As before I let my pony drink what he wanted from the stream while I pondered the vie
w from beneath the meager shelter of my hat. The alkali, white as lime, dazzled the eyes; the wiregrass looked sere and shriveled and even the hosts of flies and gnats had disappeared, hiding from the sun.
There was no sound but the noise of my drinking mount, no sight anywhere of animate life. In the still air the pinkish plumes of the tamarisk, light and delicate as lace, drooped from the tips of their branches without a tremor. Nothing moved, nothing stirred, except the shimmer of heat waves rising before the red canyon walls.
I could hardly have picked a more hostile day for a venture into the canyons. If anyone had asked I’d have said that not even a mad horse would endure a summer in such a place. Yet there were the tracks as before, coming down the pathway out of the side canyon and leading back again. Moon-Eye was still around. Or at any rate his tracks were still here, fresh prints in the dust that looked as if they might have been made only minutes before my arrival.

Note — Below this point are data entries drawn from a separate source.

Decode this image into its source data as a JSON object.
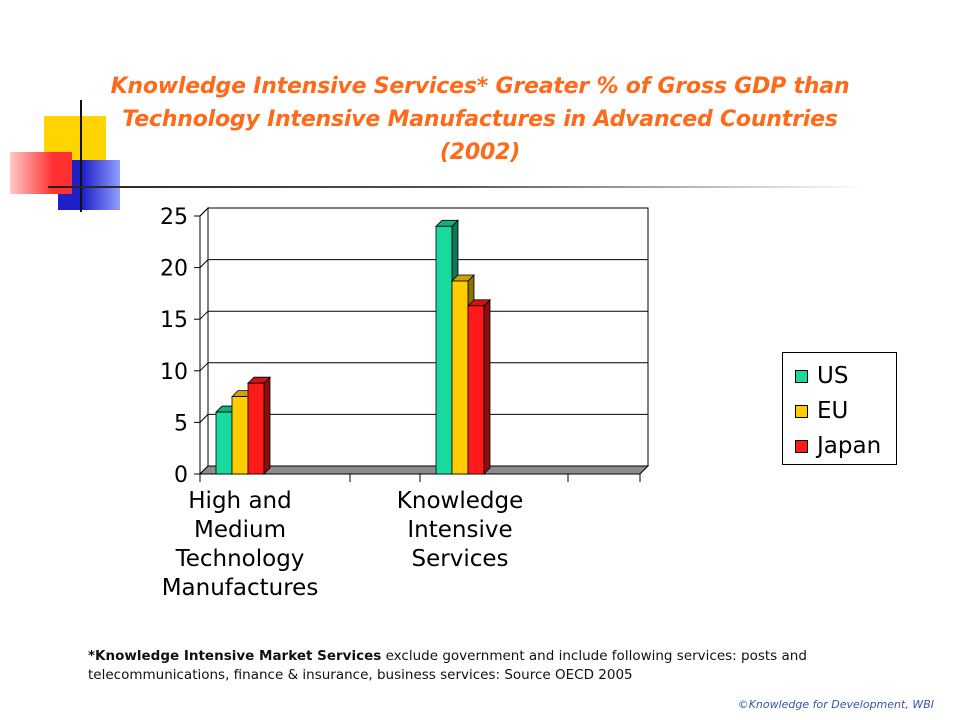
{
  "slide": {
    "title_lines": [
      "Knowledge Intensive Services* Greater % of Gross GDP than",
      "Technology Intensive Manufactures  in Advanced Countries",
      "(2002)"
    ],
    "footnote_bold": "*Knowledge Intensive Market Services",
    "footnote_text": " exclude government and include following services: posts and telecommunications, finance & insurance, business services: Source OECD 2005",
    "copyright": "©Knowledge for Development, WBI",
    "accent_colors": {
      "title": "#ff6a1a",
      "yellow": "#ffd700",
      "blue": "#2828c8",
      "red": "#ff2a2a"
    }
  },
  "chart_data": {
    "type": "bar",
    "categories": [
      "High and Medium Technology Manufactures",
      "Knowledge Intensive Services"
    ],
    "category_label_lines": [
      [
        "High and",
        "Medium",
        "Technology",
        "Manufactures"
      ],
      [
        "Knowledge",
        "Intensive",
        "Services"
      ]
    ],
    "series": [
      {
        "name": "US",
        "values": [
          6,
          24
        ],
        "color": "#19d9a0"
      },
      {
        "name": "EU",
        "values": [
          7.5,
          18.7
        ],
        "color": "#ffcc00"
      },
      {
        "name": "Japan",
        "values": [
          8.8,
          16.3
        ],
        "color": "#ff1a1a"
      }
    ],
    "y_ticks": [
      "0",
      "5",
      "10",
      "15",
      "20",
      "25"
    ],
    "ylim": [
      0,
      25
    ],
    "grid": true,
    "legend_position": "right",
    "style": "3d-columns"
  }
}
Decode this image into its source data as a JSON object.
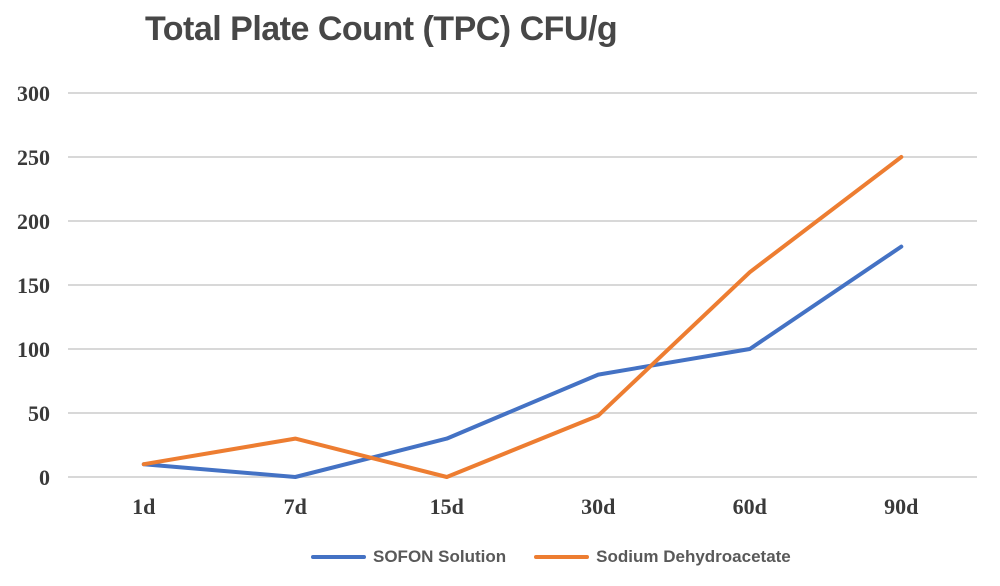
{
  "title": "Total Plate Count (TPC) CFU/g",
  "colors": {
    "background": "#ffffff",
    "title_text": "#474747",
    "axis_text": "#3a3a3a",
    "legend_text": "#595959",
    "gridline": "#d8d8d8",
    "series_blue": "#4472C4",
    "series_orange": "#ED7D31"
  },
  "chart_data": {
    "type": "line",
    "title": "Total Plate Count (TPC) CFU/g",
    "categories": [
      "1d",
      "7d",
      "15d",
      "30d",
      "60d",
      "90d"
    ],
    "series": [
      {
        "name": "SOFON Solution",
        "color": "#4472C4",
        "values": [
          10,
          0,
          30,
          80,
          100,
          180
        ]
      },
      {
        "name": "Sodium Dehydroacetate",
        "color": "#ED7D31",
        "values": [
          10,
          30,
          0,
          48,
          160,
          250
        ]
      }
    ],
    "xlabel": "",
    "ylabel": "",
    "ylim": [
      0,
      300
    ],
    "ytick_step": 50,
    "yticks": [
      300,
      250,
      200,
      150,
      100,
      50,
      0
    ],
    "grid": "horizontal",
    "gridline_color": "#d8d8d8",
    "legend_position": "bottom-center"
  }
}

Out of the heat and stillness came an inaudible whisper, a sort of telepathic intimation that perhaps the horse did not exist at all—only his tracks. You ought to get out of this heat, I told myself, taking a drink from the canteen. My saddle horse raised his dripping muzzle from the water and waited. He turned his head to look at me with one drowsy eye; strings of algae hung from the corner of his mouth.
“No,” I said, “we’re not going home yet.” I prodded the animal with my heels; slowly we moved up into the side canyon following the narrow trail. As we advanced I reviewed my strategy: since Moon-Eye had learned to fear and distrust men on horseback I would approach him on foot; I would carry nothing in my hands but a hackamore and a short lead rope. Better yet, I would hide these inside my shirt and go up to Moon-Eye with empty hands. Others had attempted the violent method of pursuit and capture and had failed. I was going to use nothing but sympathy and understanding, in direct violation of common sense and all precedent, to bring Moon-Eye home again.